Even while implying that vaping poses about the same cancer risk as smoking, the study cited evidence showing that can’t possibly be true. The authors noted that the carcinogenic potency of e-cigarette aerosol is more than 99 percent lower than the carcinogenic potency of cigarette smoke. They added that “mean lifetime cancer risks decline from traditional smoking to e-cigarettes.”
The researchers said the “exponential increase in the use of e-cigarettes due to their widespread promotion as safer alternatives to traditional smoking” is a “dangerous threat” and a “public health risk.” But they also described e-cigarettes as a promising harm reduction tool that “could dramatically decrease the risk of serious disease in nicotine users and other high-risk groups.”
Ten months after publication, the journal printed a retraction notice. “Concerns have been raised regarding the article’s methodology, source data processing including statistical analysis, and reliability of conclusions,” the editors said. But “the authors failed to provide justified explanations and evidence” in response to those concerns.
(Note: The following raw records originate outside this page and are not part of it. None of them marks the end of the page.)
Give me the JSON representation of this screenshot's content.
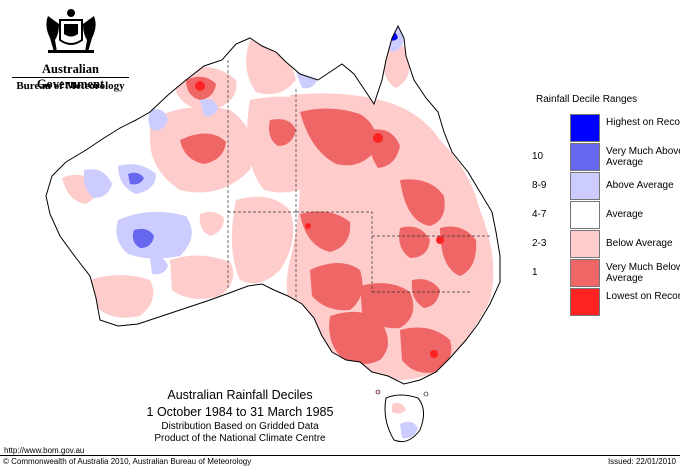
{
  "header": {
    "government": "Australian Government",
    "bureau": "Bureau of Meteorology"
  },
  "colors": {
    "highest": "#0000ff",
    "very_much_above": "#6666ee",
    "above": "#ccccff",
    "average": "#ffffff",
    "below": "#ffcccc",
    "very_much_below": "#ee6666",
    "lowest": "#ff2222"
  },
  "legend": {
    "title": "Rainfall Decile Ranges",
    "items": [
      {
        "code": "",
        "label": "Highest on Record",
        "color": "#0000ff"
      },
      {
        "code": "10",
        "label": "Very Much Above Average",
        "color": "#6666ee"
      },
      {
        "code": "8-9",
        "label": "Above Average",
        "color": "#ccccff"
      },
      {
        "code": "4-7",
        "label": "Average",
        "color": "#ffffff"
      },
      {
        "code": "2-3",
        "label": "Below Average",
        "color": "#ffcccc"
      },
      {
        "code": "1",
        "label": "Very Much Below Average",
        "color": "#ee6666"
      },
      {
        "code": "",
        "label": "Lowest on Record",
        "color": "#ff2222"
      }
    ]
  },
  "title": {
    "main": "Australian Rainfall Deciles",
    "dates": "1 October 1984 to 31 March 1985",
    "line1": "Distribution Based on Gridded Data",
    "line2": "Product of the National Climate Centre"
  },
  "footer": {
    "url": "http://www.bom.gov.au",
    "copyright": "© Commonwealth of Australia 2010, Australian Bureau of Meteorology",
    "issued": "Issued: 22/01/2010"
  }
}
Publication of such a “grossly flawed” study, Rodu notes, raises an obvious question: “How could it get through peer review?” Respiratory specialist Riccardo Polosa and smoking researcher Konstantinos Farsalinos suggest an answer in a commentary that accompanied Rodu and Plurphanswat’s Internal and Emergency Medicine article.
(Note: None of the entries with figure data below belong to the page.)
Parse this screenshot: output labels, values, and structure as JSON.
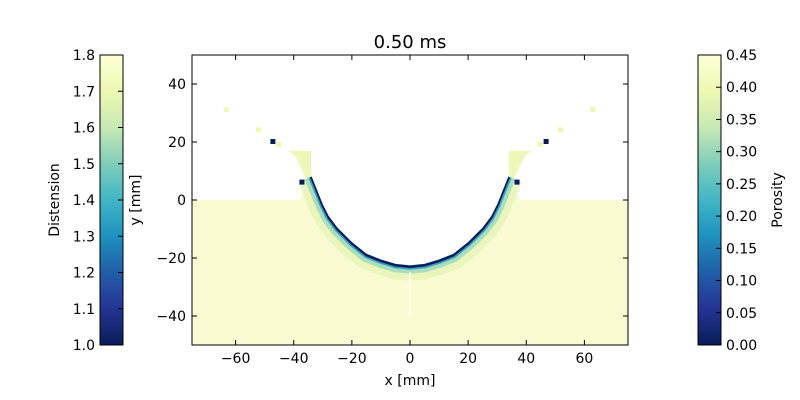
{
  "chart_data": {
    "type": "heatmap",
    "title": "0.50 ms",
    "xlabel": "x [mm]",
    "ylabel": "y [mm]",
    "xlim": [
      -75,
      75
    ],
    "ylim": [
      -50,
      50
    ],
    "xticks": [
      -60,
      -40,
      -20,
      0,
      20,
      40,
      60
    ],
    "yticks": [
      -40,
      -20,
      0,
      20,
      40
    ],
    "crater_profile_left": [
      [
        -34,
        8
      ],
      [
        -32,
        3
      ],
      [
        -30,
        -2
      ],
      [
        -28,
        -6
      ],
      [
        -25,
        -10
      ],
      [
        -20,
        -15
      ],
      [
        -15,
        -19
      ],
      [
        -10,
        -21
      ],
      [
        -5,
        -22.5
      ],
      [
        0,
        -23
      ]
    ],
    "ejecta_curve_left": [
      [
        -34,
        8
      ],
      [
        -36,
        12
      ],
      [
        -39,
        15
      ],
      [
        -42,
        17
      ]
    ],
    "ejecta_particles": [
      [
        -63,
        31,
        0.38
      ],
      [
        -52,
        24,
        0.38
      ],
      [
        -47,
        20,
        0.0
      ],
      [
        -45,
        19,
        0.4
      ],
      [
        -37,
        6,
        0.0
      ],
      [
        63,
        31,
        0.38
      ],
      [
        52,
        24,
        0.38
      ],
      [
        47,
        20,
        0.0
      ],
      [
        45,
        19,
        0.4
      ],
      [
        37,
        6,
        0.0
      ]
    ],
    "colorbars": [
      {
        "label": "Distension",
        "range": [
          1.0,
          1.8
        ],
        "ticks": [
          "1.0",
          "1.1",
          "1.2",
          "1.3",
          "1.4",
          "1.5",
          "1.6",
          "1.7",
          "1.8"
        ],
        "side": "left"
      },
      {
        "label": "Porosity",
        "range": [
          0.0,
          0.45
        ],
        "ticks": [
          "0.00",
          "0.05",
          "0.10",
          "0.15",
          "0.20",
          "0.25",
          "0.30",
          "0.35",
          "0.40",
          "0.45"
        ],
        "side": "right"
      }
    ],
    "colormap": [
      "#081d58",
      "#253494",
      "#225ea8",
      "#1d91c0",
      "#41b6c4",
      "#7fcdbb",
      "#c7e9b4",
      "#edf8b1",
      "#ffffd9"
    ]
  }
}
Polosa and Farsalinos note that the failure to consider the temporal relationship between vaping and disease is a “fatal” flaw that should be obvious to reviewers. “The unopposed acceptance of these (low-quality) papers by prestigious journals is symptomatic of a significant dysfunction in scientific publishing, which is distorting the practice of science,” they write. “In the context of highly polarized scientific debates (as in e-cigarette research) the peer review process becomes strongly biased for or against a certain narrative.”
In this case, the favored narrative says vaping products should be viewed with suspicion, despite their potential to reduce smoking-related disease and death. Statements from the Centers for Disease Control and Prevention (CDC) reinforce that narrative by inaccurately describing vaping as “tobacco use” and portraying it as a grave threat to public health.
The result of such obfuscation is apparent in opinion surveys. According to a 2020 survey, less than 3 percent of Americans recognize that e-cigarettes are “much less harmful than combustible cigarettes.”
Brian King, director of the Center for Tobacco Products at the Food and Drug Administration (FDA), acknowledges the gap between what the evidence shows and what Americans commonly think. “I’m fully aware of the misperceptions that are out there and aren’t consistent with the known science,” he told the Associated Press in September 2022. “We do know that e-cigarettes, as a general class, have markedly less risk than a combustible cigarette product.”
King did not acknowledge the role that his own agency, which sponsors hyperbolic propaganda aimed at deterring adolescent vaping, has played in creating those “misperceptions.” Nor did he reflect on the damage done by discouraging smokers from switching to vaping. The upshot will be more tobacco-related deaths, exactly the opposite of what the CDC and the FDA claim they are trying to accomplish.